El señor Letourneur me habla con un tono en el que siento la ira contenida, y su acento tiene algo de salvaje. ¡Ah! ¡Comprendo todo lo que este padre debe de estar sufriendo!
—Señor —le digo, cogiéndole la mano—. No desesperemos. Algún navío…
—Señor —prosigue el padre, interrumpiéndome—, no pretendo pedirle consuelos innecesarios. No pasará ningún navío, usted lo sabe muy bien. No. Se trata de otra cosa. ¿Cuántos días hace que mi hijo, usted mismo, y los demás no han comido?
A esta pregunta, que me sorprende, le respondo:
—El 2 de enero nos quedamos sin bizcocho. Estamos a 6 de enero. Entonces, hace cuatro días que…
—¡Que usted no ha comido! —responde el señor Letourneur—. ¡Pues bien, yo, hace ocho!
—¡Ocho días!
—¡Sí! ¡He estado guardando para mi hijo!
Al escuchar estas palabras, unas lágrimas se escapan de mis ojos. Cojo la mano del señor Letourneur… Apenas puedo hablar. ¡Lo miro…! ¡Ocho días!
—¡Señor! —le digo—. ¿Qué quiere usted de mí?
—¡Chist! ¡No hable tan alto! ¡Que nadie nos oiga!
—Pero ¡hable!
—Quiero… —dice, bajando la voz—, quiero que usted le ofrezca a André…
—Pero ¿no puede hacerlo usted mismo…?
—¡No! ¡No! ¡Pensaría que me he sacrificado por él…! Lo rechazaría… ¡No! Es necesario que sea usted…
—¡Señor Letourneur…!
—¡Por piedad! Hágame este favor…, el mayor que puedo pedirle… Además…, por su esfuerzo…
Al decir esto, el señor Letourneur me coge la mano y la acaricia dulcemente.

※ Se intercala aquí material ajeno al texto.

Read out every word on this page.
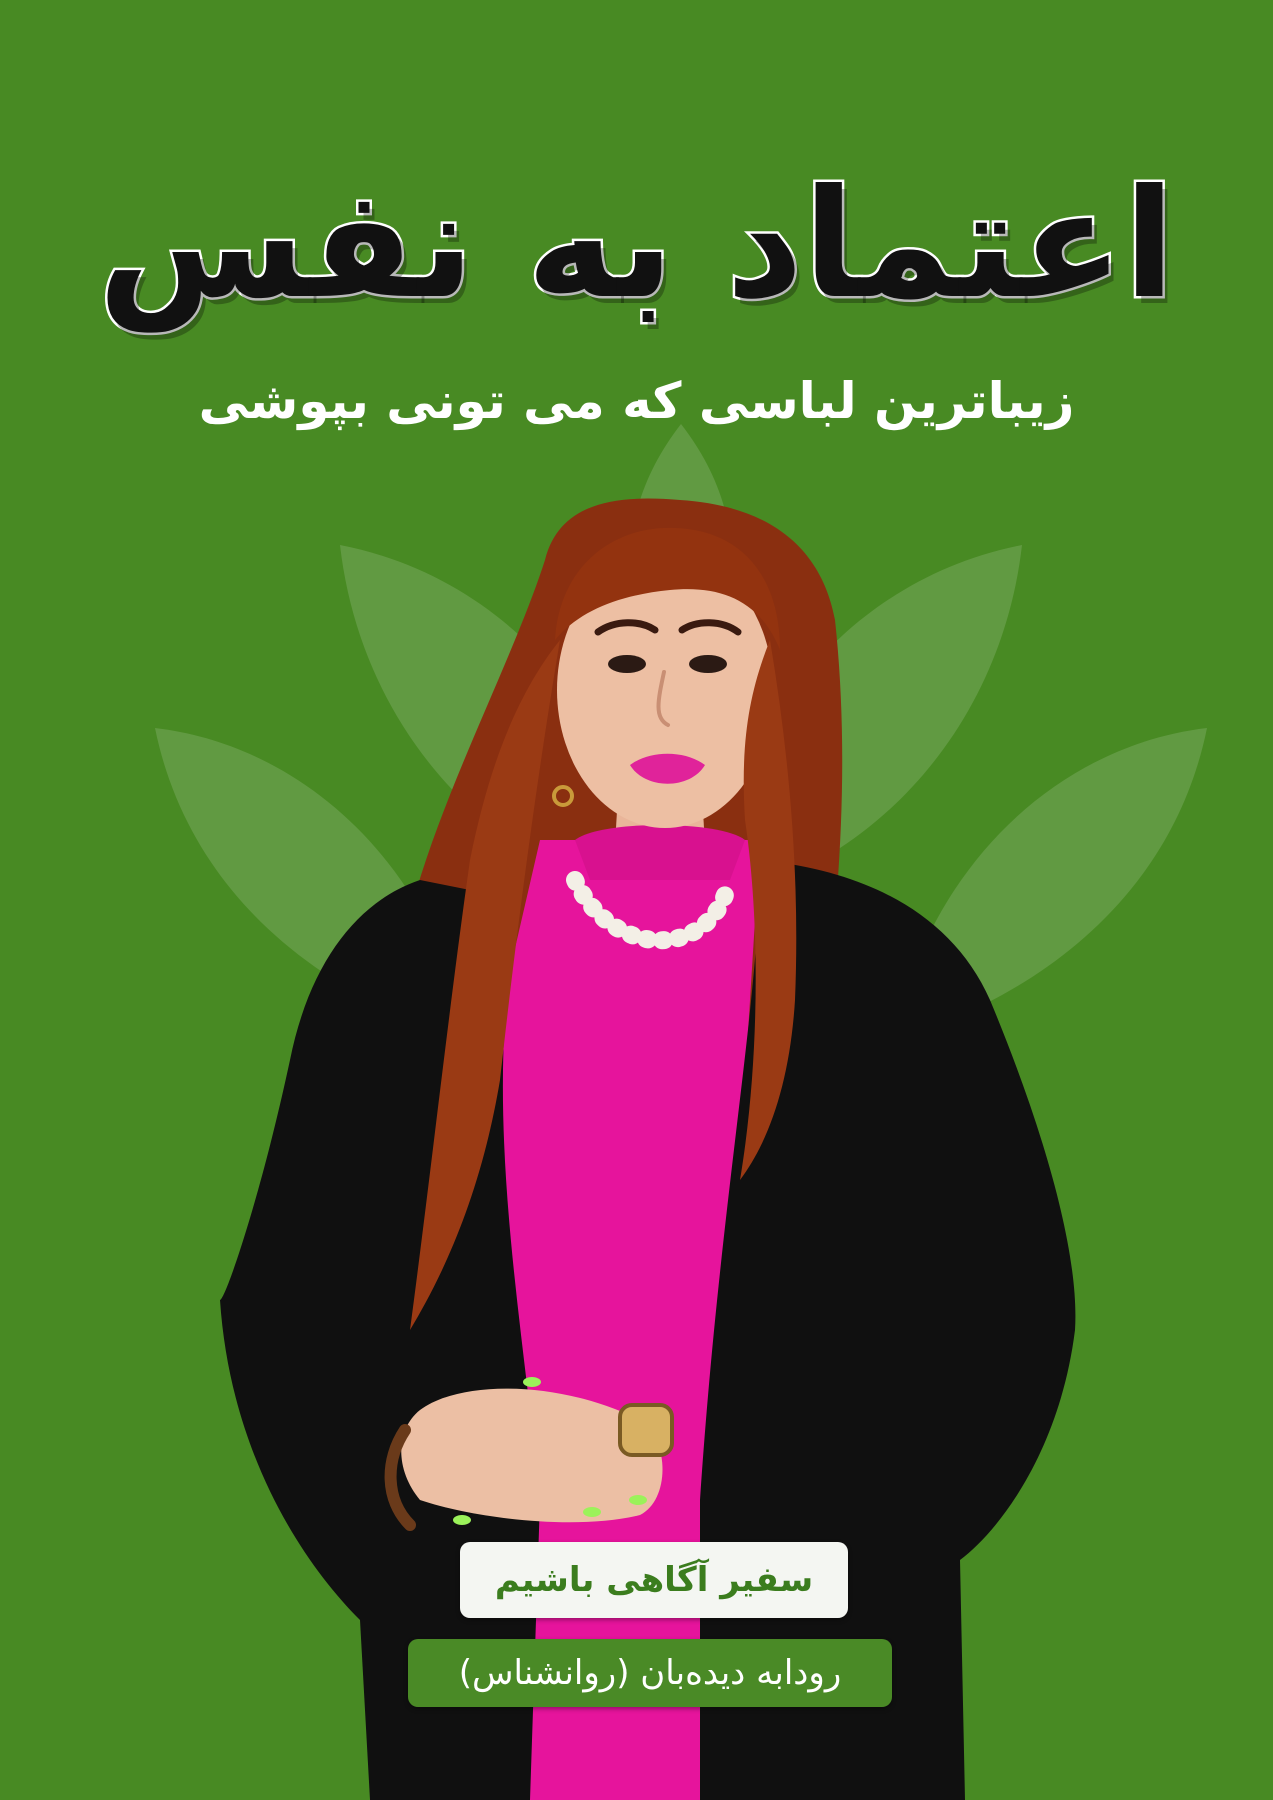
اعتماد به نفس
زیباترین لباسی که می تونی بپوشی
سفیر آگاهی باشیم
رودابه دیده‌بان (روانشناس)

—Por su esfuerzo… Sí… usted comerá… ¡un poco…!
¡Pobre padre! Oyéndolo, tiemblo como un niño. ¡Todo mi ser se estremece, y parece que mi corazón va a estallar! Al mismo tiempo siento cómo el señor Letourneur me desliza en la mano un trocito de bizcocho.
—¡Tenga cuidado de que no lo vean! —me dice—. ¡Estos monstruos lo asesinarían! Ahí no hay más que para un día…, ¡pero mañana… le daré otro tanto!
¡El desdichado desconfía de mí! Y tal vez tiene razón, pues cuando siento este trozo de bizcocho entre mis manos, ¡estoy a punto de llevármelo a la boca!
He resistido a la tentación, ¡y los que me lean comprenderán todo lo que mi pluma no sabría explicar aquí!
Llega la noche con la rapidez característica de las bajas latitudes. Me deslizo cerca de André Letourneur, y le muestro el trocito de bizcocho «como si fuera yo quien se lo ofrece».
El joven se lanza sobre él. Después:
—¿Y mi padre? —dice.
Le respondo que el señor Letourneur ya ha tenido su parte…, yo la mía…, que mañana…, los días siguientes, podré sin duda darle todavía más… ¡Que lo coja…! ¡Que lo coja…!
André no me ha preguntado de dónde ha salido el bizcocho, y se lo ha llevado ávidamente a sus labios.
Y esa noche, pese a la oferta del señor Letourneur, ¡no he comido nada…! ¡Nada!